Slow Cooker Recipes
South-of-the-Border Steak
Ingredients
- 1 1/2 pounds beef flank steak
- 1 (10 ounce) can chopped tomatoes and green chiles
- 1/2 cup chopped onion
- 2 garlic cloves, minced
- 1 teaspoon dried oregano
- 1 teaspoon chili powder
- 1 teaspoon cumin
- 1/4 teaspoon salt
- 1/4 teaspoon ground black pepper
- 2 small green, red or yellow bell peppers, cut into strips
- 1 (15 ounce) can pinto beans, rinsed and drained
- 3 cups cooked rice
- 1/2 cup crumbled queso fresco or low-fat feta cheese
Instructions
- Trim fat from meat. Place in a 3 1/2 or 4 quart slow cooker.
- In a bowl, stir together undrained tomatoes, onion, garlic, oregano, chili powder, cumin, salt and pepper.
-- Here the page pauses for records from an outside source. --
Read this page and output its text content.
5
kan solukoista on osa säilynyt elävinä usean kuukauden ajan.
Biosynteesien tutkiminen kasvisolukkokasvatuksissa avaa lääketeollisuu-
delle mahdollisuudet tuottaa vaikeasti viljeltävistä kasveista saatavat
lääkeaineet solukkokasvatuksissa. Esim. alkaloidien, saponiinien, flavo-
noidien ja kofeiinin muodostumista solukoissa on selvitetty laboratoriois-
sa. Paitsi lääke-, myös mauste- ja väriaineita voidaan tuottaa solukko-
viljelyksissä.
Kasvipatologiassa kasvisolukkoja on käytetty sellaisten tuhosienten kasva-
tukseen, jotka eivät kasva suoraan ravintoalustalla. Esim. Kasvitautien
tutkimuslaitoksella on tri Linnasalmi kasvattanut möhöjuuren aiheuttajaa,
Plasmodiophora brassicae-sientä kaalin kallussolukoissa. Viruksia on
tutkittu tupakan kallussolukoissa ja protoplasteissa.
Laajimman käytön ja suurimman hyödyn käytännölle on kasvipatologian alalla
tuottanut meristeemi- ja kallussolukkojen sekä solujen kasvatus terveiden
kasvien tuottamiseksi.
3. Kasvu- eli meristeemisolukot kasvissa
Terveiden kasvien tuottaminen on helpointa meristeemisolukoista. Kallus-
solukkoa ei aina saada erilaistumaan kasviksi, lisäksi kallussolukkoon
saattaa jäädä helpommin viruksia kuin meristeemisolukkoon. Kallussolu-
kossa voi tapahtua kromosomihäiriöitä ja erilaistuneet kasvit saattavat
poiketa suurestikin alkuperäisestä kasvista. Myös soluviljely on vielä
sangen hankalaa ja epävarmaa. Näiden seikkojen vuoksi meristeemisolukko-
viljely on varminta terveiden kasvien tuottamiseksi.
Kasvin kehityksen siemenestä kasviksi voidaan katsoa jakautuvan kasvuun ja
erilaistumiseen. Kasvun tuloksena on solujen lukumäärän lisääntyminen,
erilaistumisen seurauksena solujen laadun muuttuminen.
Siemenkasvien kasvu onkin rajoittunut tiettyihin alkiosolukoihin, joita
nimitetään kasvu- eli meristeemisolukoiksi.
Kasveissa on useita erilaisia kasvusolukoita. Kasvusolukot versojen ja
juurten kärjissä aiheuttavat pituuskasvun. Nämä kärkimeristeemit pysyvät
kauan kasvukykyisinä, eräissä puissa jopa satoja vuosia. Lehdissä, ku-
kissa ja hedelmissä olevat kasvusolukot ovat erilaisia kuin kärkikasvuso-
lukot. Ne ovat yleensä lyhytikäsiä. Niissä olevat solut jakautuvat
Pour over meat.
- Cover and cook on LOW for 7 to 9 hours or on HIGH for 3 1/2 to 4 1/2 hours. If using low heat setting, after allotted time, turn to HIGH and add pepper strips and pinto beans. Cover and cook 30 minutes more.
- Remove meat. Cool slightly. Shred or thinly slice meat across the grain.
- To serve, spoon hot rice into soup bowls. Arrange meat on top of rice.
- Spoon bean mixture over meat.
- If desired, sprinkle with crumbled cheese.